People v. Jackson

People v Jackson (2022 NY Slip Op 01841)
People v Jackson
2022 NY Slip Op 01841
Decided on March 17, 2022
Appellate Division, Third Department
Published by New York State Law Reporting Bureau pursuant to Judiciary Law § 431.
This opinion is uncorrected and subject to revision before publication in the Official Reports.


Decided and Entered:March 17, 2022

110307

[*1]The People of the State of New York, Respondent,

v

Keith Jackson, Appellant.


Calendar Date:February 8, 2022
Before:Garry, P.J., Egan Jr., Pritzker, Colangelo and Ceresia, JJ.

Keeley A. Maloney, Albany, for appellant.

Meagan K. Galligan, District Attorney, Monticello (Meagan K. Galligan of counsel), for respondent.



Pritzker, J.

Appeal from a judgment of the County Court of Sullivan County (LaBuda, J.), rendered February 23, 2018, convicting defendant upon his plea of guilty of the crime of robbery in the second degree.

Defendant pleaded guilty to robbery in the second degree in satisfaction of a three-count indictment, with the understanding that he would be sentenced to a prison term of no more than 10 years, and he purportedly waived the right to appeal. The charges stemmed from defendant punching and throwing to the ground the 75-year-old victim and then stealing his wallet. County Court thereafter sentenced defendant, as a second violent felony offender, to nine years in prison, to be followed by five years of postrelease supervision. Defendant appeals.

We affirm. Initially, the People concede, and we agree, that defendant did not knowingly, intelligently and voluntarily waive the right to appeal. The written waiver executed by defendant was overbroad, as it conveyed that there was an absolute bar to the pursuit of all potential remedies, including the right to seek postconviction relief in both federal and state courts (see People v Beach, 197 AD3d 1440, 1441 [2021]; People v Barrales, 179 AD3d 1313, 1314 [2020]). Further, County Court did not overcome the overbroad language in the written waiver by "ensuring that defendant understood the distinction that some appellate review survived the appeal waiver" (People v Beach, 197 AD3d at 1441 [internal quotation marks and citation omitted]; see People v Thomas, 34 NY3d 545, 561 [2019]; People v Lafond, 189 AD3d 1824, 1825 [2020], lv denied 36 NY3d 1121 [2021]). Accordingly, the appeal waiver was invalid (see People v Winters, 196 AD3d 847, 848-849 [2021], lvs denied 37 NY3d 1025, 1030 [2021]; People v Mayo, 195 AD3d 1313, 1314 [2021]).

Defendant's challenge to the voluntariness of his plea is unpreserved for our review as the record does not reflect that he made an appropriate postallocution motion, despite having ample opportunity to do so prior to sentencing (see People v Almonte, 179 AD3d 1222, 1224 [2020], lv denied 35 NY3d 940 [2020]; People v Morton, 173 AD3d 1464, 1465 [2019], lv denied 34 NY3d 935 [2019]). Moreover, defendant did not make any statements during the plea colloquy that negated the elements of the crime so as to trigger the narrow exception to the preservation rule (see People v Grainger, 199 AD3d 1070, 1071-1072 [2021]; People v Boudier, 197 AD3d 1361, 1362-1363 [2021], lv denied 37 NY3d 1159 [2022]). Defendant's claim of ineffective assistance of counsel is similarly unpreserved for lack of an appropriate postallocution motion (see People v Morehouse, 183 AD3d 1180, 1183 [2020], lv denied 35 NY3d 1068 [2020]; People v Weidenheimer, 181 AD3d 1096, 1097 [2020]).
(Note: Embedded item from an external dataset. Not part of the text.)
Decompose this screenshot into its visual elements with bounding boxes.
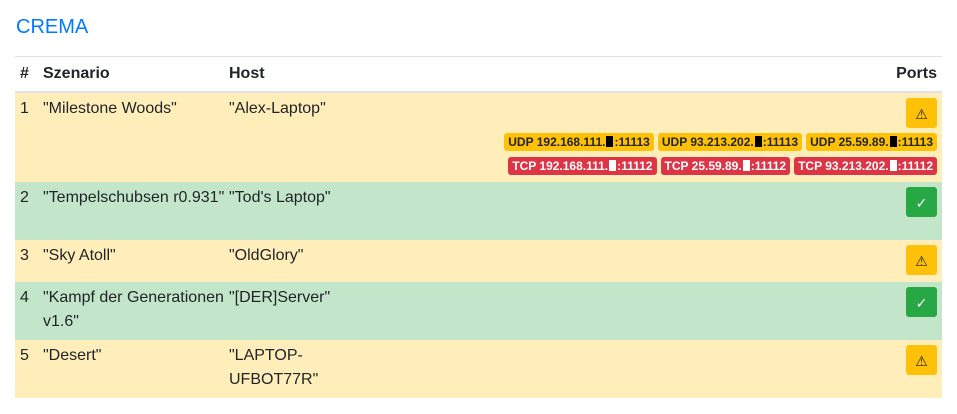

Finally, defendant's contention that his sentence is harsh and excessive is unpersuasive. The sentence was within the agreed-upon range and, given defendant's lengthy criminal history and the nature of the crime committed, [*2]we discern no abuse of discretion or extraordinary circumstances warranting a reduction of the sentence in the interest of justice (see People v Woods, 166 AD3d 1298, 1299-1300 [2018], lv denied 33 NY3d 1036 [2019]; People v Hatch, 165 AD3d 1321, 1322 [2018], lv denied 32 NY3d 1125 [2018]). Defendant's remaining claims have been considered and found to be without merit.

Garry, P.J., Egan Jr., Colangelo and Ceresia, JJ., concur.

ORDERED that the judgment is affirmed.